Saturday, September 16, 2006

Life, Death & Visual Indication

This is a story of a life, death and worrying sick due to a wrong visual indication.

Some time ago, my grandmother went through heart surgery. During the surgery, me and my family were sitting in the waiting room and watching the surgery board. The surgery board lists patients' initials and their current status. It has only 6 lines and multiple 'pages' that rotate every 20 seconds or so.

The patient status can be one of 3 values:
  • in surgery
  • in recovery (still inside the surgery room, but surgery is done and patient is recovering.)
  • transferred back to department (which means recovery is done and patient is transferred back to his department for further treatment.)
In addition to the board indication, when an operation is finished, a doctor comes out of the surgery room and talks to the relatives about the results of the surgery.
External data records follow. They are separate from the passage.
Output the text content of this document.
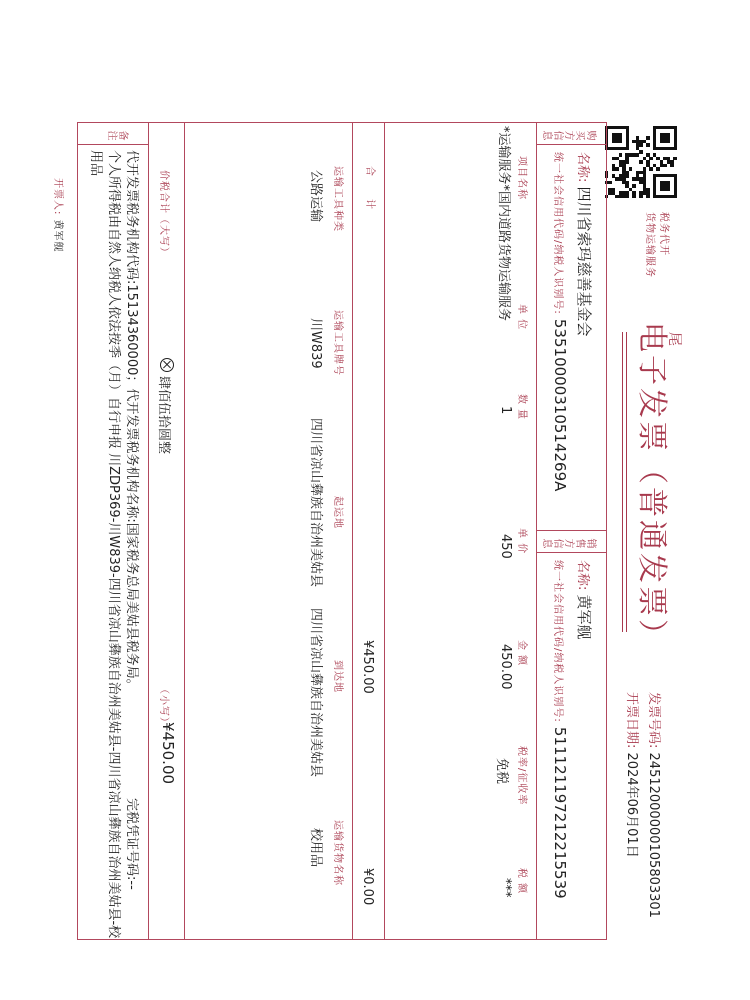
税务代开
货物运输服务
尾
电子发票（普通发票）
发票号码: 24512000000105803301
开票日期: 2024年06月01日
购买方信息
名称: 四川省索玛慈善基金会
统一社会信用代码/纳税人识别号: 53510000310514269A
销售方信息
名称: 黄军舰
统一社会信用代码/纳税人识别号: 511121197212215539
项目名称
单 位
数 量
单 价
金 额
税率/征收率
税 额
*运输服务*国内道路货物运输服务
1
450
450.00
免税
***
合　　计
¥450.00
¥0.00
运输工具种类
运输工具牌号
起运地
到达地
运输货物名称
公路运输
川W839
四川省凉山彝族自治州美姑县
四川省凉山彝族自治州美姑县
校用品
价税合计（大写）
肆佰伍拾圆整
（小写）
¥450.00
备注
代开发票税务机构代码:15134360000；代开发票税务机构名称:国家税务总局美姑县税务局。
完税凭证号码:--
个人所得税由自然人纳税人依法按季（月）自行申报 川ZDP369-川W839-四川省凉山彝族自治州美姑县-四川省凉山彝族自治州美姑县-校
用品
开票人: 黄军舰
Normally, a patient goes from being in surgery to being in recovery and then being transferred back to department. some time after that, the patient's name is removed from the board.
When we arrived to the waiting room, we saw my grandma's initials on the board and the status said "in surgery". 40 minutes later however, the name was suddenly removed from the board.
When I suddenly noticed the name was removed (3 pages flipped by and she wasn't there), I thought it's probably just a mis-update or an update lag. I figured the silly software that updates the board from remote probably removes the name and then re-adds it later with the new status, but I waited about 5 mins and the name didn't return to the list.
I then told my parents that the name was removed and they slowly started to freak out.
It started to look really bad, we waited a few more minutes and then rang the intercom outside the surgery room. It took a few minutes for a nurse to come out and during those minutes my brother and mother already started crying.
When the nurse came back she told us the surgery was successful & grandma had already been transferred back to her department.
At that point I started to be really upset. The stupid indication on the board made my family worry that grandma's surgery had failed, and it was only due to a mis-feed of data.
We finally realised that the doctor came out of the surgery room early and didn't find us, then someone forgot to update the board leaving the status 'in surgery'. When someone finally noticed the status was wrong, he simply removed the line from the board.
This is a case of a visual indication gone terribly wrong. But it can also demonstrate the way in which people interact with computer applications. The person in-charge of updating the board forgot to update it initially - which made the displayed status irrelevant, only to later remove the entire row and render the status terribly terribly wrong.

A few questions come to mind:
  • should the application allow the user to delete the patient's entry when it's in status in surgery?
  • Within the surgery staff, who should be responsible for updating patient's status?
  • Is there a way to avoid such errors in the future?
  • Was the problem inevitable or perhaps an interface change could prevent it?